If you are reading this article, you are probably in one of the following situations: You may be overweight, feeling unhealthy, or over the age of 50. Maybe you're dieting, trying to lose weight, or looking for a weight-loss strategy. Whatever the reason, I hope you find what I am writing today helpful in some small way.
Why does any of what I've written so far matter to you you might ask? I believe it gives me a different perspective. I have learned many keys to success since being diagnosed with Diabetes. For one, I was able to get my blood sugar levels completely controlled with medication by adjusting my diet. I will share with you some of the things that have helped.
1. Decide to Make a Lifestyle Change
There's a delicate balance to be had here. The bottom line is you have to make the changes in your life to improve your health part of your lifestyle. Part of being or becoming healthy is to live that lifestyle (ie: be active, eat right, exercise, drop the sugar, lower the salt, etc.). Whatever it is you need to do to improve your health, adopt that lifestyle and move on. My problem was my inability to accept that I had to change my diet to deal with my pre-diabetes. Unfortunately, I didn't do nearly enough but you can. Don't look at these changes as things you have to give up. This leads to feelings of resentment and anger. Accepting your need for change is key, and then do something about it!
2. Eat Right
You may have to seek the help of a dietician for this one, but here's a broad overview of what needs to happen:
- Cut or at least lower the sugar. Many people don't realize how much sugar is in most of the beverages and juices we consume, so I recommend reducing your sugary drink intake. These include regular carbonized soft drinks, orange juice, most fruit juices, and most milk products. There are now many so-called "No Sugar Added", "Reduced Sugar", "Diet" or "Zero" options you can choose from, but be aware that many of these have artificial sweeteners added. There are guides available online that outline the daily safe amount of artificial sweeteners you can consume.
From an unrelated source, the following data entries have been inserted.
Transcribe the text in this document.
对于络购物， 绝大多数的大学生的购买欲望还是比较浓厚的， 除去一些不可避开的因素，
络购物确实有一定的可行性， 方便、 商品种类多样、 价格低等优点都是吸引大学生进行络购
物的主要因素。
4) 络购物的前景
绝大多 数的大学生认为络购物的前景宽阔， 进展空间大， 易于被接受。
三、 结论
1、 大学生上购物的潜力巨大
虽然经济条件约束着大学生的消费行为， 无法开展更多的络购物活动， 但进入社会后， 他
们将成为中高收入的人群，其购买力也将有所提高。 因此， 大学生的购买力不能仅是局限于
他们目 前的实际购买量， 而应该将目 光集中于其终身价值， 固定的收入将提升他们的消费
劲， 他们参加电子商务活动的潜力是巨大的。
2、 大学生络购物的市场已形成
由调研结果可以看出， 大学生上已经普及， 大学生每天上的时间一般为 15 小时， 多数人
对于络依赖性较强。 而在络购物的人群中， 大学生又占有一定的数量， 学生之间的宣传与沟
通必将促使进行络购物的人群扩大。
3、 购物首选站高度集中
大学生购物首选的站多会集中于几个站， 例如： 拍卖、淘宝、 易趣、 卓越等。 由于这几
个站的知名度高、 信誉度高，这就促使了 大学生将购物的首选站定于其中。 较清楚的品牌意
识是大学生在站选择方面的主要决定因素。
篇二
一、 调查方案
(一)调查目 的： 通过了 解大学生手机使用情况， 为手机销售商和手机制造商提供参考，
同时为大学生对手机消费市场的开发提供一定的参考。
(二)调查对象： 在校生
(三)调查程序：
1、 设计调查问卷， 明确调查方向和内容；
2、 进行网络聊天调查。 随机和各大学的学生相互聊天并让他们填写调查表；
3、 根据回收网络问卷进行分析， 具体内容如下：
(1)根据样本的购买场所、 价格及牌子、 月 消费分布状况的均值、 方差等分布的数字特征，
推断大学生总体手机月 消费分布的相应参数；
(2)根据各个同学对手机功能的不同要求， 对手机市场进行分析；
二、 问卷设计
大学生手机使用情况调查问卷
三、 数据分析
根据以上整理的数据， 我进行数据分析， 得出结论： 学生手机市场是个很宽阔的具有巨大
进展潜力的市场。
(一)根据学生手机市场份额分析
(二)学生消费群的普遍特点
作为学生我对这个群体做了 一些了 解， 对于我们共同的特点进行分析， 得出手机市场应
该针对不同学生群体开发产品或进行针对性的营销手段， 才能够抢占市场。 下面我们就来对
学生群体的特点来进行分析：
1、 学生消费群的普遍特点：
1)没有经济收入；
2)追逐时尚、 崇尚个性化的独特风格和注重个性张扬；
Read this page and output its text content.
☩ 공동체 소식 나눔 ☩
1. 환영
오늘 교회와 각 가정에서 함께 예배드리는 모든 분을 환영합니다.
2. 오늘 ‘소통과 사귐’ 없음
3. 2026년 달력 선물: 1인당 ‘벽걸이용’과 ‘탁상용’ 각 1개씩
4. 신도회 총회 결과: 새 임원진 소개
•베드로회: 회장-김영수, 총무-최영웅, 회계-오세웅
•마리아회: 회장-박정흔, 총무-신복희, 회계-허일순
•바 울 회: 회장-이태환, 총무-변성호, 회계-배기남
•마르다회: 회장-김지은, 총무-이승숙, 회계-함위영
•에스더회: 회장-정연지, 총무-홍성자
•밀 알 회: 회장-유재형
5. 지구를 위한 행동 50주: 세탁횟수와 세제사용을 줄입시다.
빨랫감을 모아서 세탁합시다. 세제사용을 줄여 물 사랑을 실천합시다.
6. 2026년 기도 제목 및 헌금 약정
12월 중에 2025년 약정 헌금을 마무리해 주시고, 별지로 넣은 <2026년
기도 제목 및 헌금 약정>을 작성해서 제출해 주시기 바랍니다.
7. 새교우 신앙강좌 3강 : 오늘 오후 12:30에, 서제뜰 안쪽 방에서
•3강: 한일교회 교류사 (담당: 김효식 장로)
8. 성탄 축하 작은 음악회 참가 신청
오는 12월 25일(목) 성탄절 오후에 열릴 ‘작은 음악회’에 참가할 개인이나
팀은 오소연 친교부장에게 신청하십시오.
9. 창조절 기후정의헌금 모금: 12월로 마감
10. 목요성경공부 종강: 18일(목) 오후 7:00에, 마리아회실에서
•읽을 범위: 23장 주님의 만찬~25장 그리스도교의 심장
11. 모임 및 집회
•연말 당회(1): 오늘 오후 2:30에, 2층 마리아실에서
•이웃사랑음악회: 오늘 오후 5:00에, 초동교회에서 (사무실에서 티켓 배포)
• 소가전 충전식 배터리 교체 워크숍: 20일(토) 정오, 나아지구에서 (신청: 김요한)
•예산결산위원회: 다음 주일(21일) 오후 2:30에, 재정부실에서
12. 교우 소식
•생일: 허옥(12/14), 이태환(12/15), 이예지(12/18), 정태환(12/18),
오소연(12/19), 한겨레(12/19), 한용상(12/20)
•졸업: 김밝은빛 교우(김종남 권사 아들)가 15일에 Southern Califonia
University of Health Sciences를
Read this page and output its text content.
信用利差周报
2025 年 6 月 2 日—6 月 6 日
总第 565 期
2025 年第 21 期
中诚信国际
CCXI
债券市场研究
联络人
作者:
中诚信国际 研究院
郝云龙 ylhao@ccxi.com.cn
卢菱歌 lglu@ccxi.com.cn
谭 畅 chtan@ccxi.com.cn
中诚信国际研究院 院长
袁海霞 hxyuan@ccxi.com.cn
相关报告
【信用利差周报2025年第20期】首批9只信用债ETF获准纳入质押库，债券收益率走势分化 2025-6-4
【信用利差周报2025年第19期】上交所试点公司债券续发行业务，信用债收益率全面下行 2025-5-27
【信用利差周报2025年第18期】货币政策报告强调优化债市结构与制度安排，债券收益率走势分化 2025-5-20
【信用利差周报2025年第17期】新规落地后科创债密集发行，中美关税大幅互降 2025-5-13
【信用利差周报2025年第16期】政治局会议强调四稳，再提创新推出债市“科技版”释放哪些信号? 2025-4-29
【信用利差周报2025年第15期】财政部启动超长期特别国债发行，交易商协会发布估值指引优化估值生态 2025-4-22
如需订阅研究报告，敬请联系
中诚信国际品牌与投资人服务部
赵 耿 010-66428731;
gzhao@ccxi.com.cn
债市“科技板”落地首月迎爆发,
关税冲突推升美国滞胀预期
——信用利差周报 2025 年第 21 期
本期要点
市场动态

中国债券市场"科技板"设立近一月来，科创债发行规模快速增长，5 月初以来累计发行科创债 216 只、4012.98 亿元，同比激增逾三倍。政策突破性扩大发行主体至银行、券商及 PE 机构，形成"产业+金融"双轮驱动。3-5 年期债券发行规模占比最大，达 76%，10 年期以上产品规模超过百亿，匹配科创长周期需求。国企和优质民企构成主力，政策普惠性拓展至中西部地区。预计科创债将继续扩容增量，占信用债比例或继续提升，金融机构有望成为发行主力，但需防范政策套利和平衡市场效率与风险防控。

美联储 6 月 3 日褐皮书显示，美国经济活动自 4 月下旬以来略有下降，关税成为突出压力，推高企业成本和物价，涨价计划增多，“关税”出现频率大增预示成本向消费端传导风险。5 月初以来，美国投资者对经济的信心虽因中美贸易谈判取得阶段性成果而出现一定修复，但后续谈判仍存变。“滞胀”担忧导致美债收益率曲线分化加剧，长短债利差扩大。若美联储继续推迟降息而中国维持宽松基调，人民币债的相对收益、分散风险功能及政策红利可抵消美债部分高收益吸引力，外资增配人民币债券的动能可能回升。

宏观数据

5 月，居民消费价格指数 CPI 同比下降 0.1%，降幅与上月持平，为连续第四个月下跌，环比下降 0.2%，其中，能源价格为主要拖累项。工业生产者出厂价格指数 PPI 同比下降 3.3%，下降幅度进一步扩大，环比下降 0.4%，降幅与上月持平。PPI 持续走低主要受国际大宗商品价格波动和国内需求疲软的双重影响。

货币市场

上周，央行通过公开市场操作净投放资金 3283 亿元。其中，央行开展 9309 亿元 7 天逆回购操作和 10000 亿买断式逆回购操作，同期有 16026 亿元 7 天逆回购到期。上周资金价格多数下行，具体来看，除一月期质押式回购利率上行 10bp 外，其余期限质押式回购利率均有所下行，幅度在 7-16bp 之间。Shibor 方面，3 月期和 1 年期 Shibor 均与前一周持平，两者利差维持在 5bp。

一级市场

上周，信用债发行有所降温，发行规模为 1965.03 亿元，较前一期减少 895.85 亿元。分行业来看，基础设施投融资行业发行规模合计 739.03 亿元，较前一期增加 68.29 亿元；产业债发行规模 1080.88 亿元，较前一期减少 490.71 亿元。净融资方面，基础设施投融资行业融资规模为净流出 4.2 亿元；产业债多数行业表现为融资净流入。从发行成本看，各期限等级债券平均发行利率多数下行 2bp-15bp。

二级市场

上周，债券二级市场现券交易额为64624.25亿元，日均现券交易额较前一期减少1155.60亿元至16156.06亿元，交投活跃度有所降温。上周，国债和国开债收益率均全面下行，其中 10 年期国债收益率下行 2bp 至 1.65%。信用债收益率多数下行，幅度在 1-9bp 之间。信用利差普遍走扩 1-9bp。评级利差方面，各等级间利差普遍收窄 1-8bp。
- Reduce the salt (sodium)
- Cut the processed foods (ie: potatoe chips, hotdogs, chocolate bars, candies, bacon, bologna, etc.)
- Eat more fruits and veggies (and this means not boiling your veggies in the water that salt meat was boiled in 😉)
- Reduce your red meat intake (I'm not sure I like this one but it's one of the many suggestions I have been given over the years). If you're going to eat meat, choose leaner cuts like moose 💕
- Increase your protein intake. This is a bit of an oxymoron to the last point, but it's one I believe in.
- READ THE LABELS OF THE FOODS YOU CONSUME. Look for things like sodium, carbohydrates, sugars, protein, saturated fats, and overall calories. Carbs are basically sugars. You'll notice that sugars are listed under the carbs section on the label. If the label reads 2 g of sugar but yet 30 g of carbs, that may be a product you'd want to skip. Choose products that contain more protein and fiber, with less amounts of saturated fat, sugar, and sodium.
Exercise: Here you can pick your favorite activity. If you are someone who loves working out on the treadmill, stepper, or stationary bike, you can either buy your own equipment or join a gym. The same goes for anyone who prefers to work out with weights, you can purchase your own, or join a gym. Others like to do both. If you don't like weights, stick with the cardio machines. In the same breath, if you hate cardio, try circuit training. There are tons of exercise routines online that teach you how to circuit train and still get your cardio workout without ever having to do cardio on a machine. Did I mention I hate cardio?
Physical Activity: In this category, we can include all sorts of activities including walking, jogging (but hard on the knees), hiking, bowling (may be a sport depending on your opinion), kayaking, and martial arts (borders on the "Sports" category). Basically, anything that gets you moving besides sports can be placed in this category.
Sports: I listed this category as its own simply because not everyone likes sports. This can include golfing (maybe), ball hockey, ice hockey, softball, basketball, tennis, and pickleball.
The biggest challenge I would say with any of this is staying motivated. You can do it on your own, but it's much better if you can convince your friends or family to join you on the journey. We all have our own reasons to stay in shape. We all want to live a longer, healthier life, so we can be there for our families as long as we can.